If your team uses Hugging Face models or Megatron-based training pipelines, Verl integrates with minimal friction.
Getting Started Is Straightforward
Verl emphasizes developer experience:
- Install via pip or from source.
- Run a full PPO or GRPO pipeline in minutes using provided recipes.
- Track experiments with Weights & Biases, TensorBoard, MLflow, or SwanLab.
- Extend the framework by implementing new reward functions, adding custom models, or plugging in new backends.
Documentation includes step-by-step guides for:
- Preparing post-training data
- Writing verifiable reward functions (e.g., for code execution or math proof checking)
- Configuring FSDP2 for optimal memory and throughput
- Deploying actor and critic on separate GPU pools
Limitations and Practical Notes
While Verl is highly capable, users should be aware of a few current constraints:
- vLLM version requirement: Must use vLLM ≥ 0.8.2; versions 0.7.x may cause OOM errors.
- AMD (ROCm) support: FSDP + vLLM/SGLang works, but Megatron-LM backend is not yet available on ROCm.
- Advanced features in development: Async/off-policy training, full agent rollouts, and some multi-turn optimizations are on the roadmap (Q3 2025).

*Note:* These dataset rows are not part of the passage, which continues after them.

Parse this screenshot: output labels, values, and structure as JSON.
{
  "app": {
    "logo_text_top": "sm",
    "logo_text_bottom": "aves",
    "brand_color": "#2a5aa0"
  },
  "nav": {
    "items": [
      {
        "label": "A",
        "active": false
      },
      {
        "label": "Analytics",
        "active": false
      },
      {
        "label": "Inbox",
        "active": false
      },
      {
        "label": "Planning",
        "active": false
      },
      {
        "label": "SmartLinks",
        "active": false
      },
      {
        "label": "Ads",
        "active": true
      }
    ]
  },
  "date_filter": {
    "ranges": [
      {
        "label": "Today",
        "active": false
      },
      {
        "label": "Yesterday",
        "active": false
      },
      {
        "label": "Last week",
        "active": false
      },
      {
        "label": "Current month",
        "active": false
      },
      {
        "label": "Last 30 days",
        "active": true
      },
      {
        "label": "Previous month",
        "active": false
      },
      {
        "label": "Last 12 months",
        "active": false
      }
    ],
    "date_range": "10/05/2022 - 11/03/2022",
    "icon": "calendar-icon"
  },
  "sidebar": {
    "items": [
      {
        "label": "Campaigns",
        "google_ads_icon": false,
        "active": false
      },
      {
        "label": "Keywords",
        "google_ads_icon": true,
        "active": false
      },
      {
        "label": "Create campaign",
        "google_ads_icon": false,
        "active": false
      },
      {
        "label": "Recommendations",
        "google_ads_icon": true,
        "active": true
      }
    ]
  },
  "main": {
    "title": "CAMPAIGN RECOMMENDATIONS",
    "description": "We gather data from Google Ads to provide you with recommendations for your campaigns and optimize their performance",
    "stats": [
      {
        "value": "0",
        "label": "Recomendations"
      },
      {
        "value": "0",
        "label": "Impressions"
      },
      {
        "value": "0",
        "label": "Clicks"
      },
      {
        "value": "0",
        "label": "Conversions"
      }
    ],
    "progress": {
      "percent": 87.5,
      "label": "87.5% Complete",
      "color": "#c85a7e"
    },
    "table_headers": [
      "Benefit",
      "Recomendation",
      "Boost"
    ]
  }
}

- Hardware assumption: Large-scale runs (e.g., 100B+ models) require multi-node, multi-GPU clusters—Verl is not optimized for single-GPU hobbyist use.
Summary
Verl represents a significant leap forward in RLHF infrastructure. By combining algorithmic flexibility, production-grade performance, and deep integration with the modern LLM ecosystem, it empowers researchers and engineers to run RLHF at scale without sacrificing speed, correctness, or extensibility. Backed by real-world deployments—from Doubao-1.5-Pro to AIME-champion models—and an active open-source community, Verl is quickly becoming the go-to framework for serious LLM alignment work.
If you’re building or aligning large language models and need an efficient, maintainable, and future-proof RLHF solution, Verl is worth adopting today.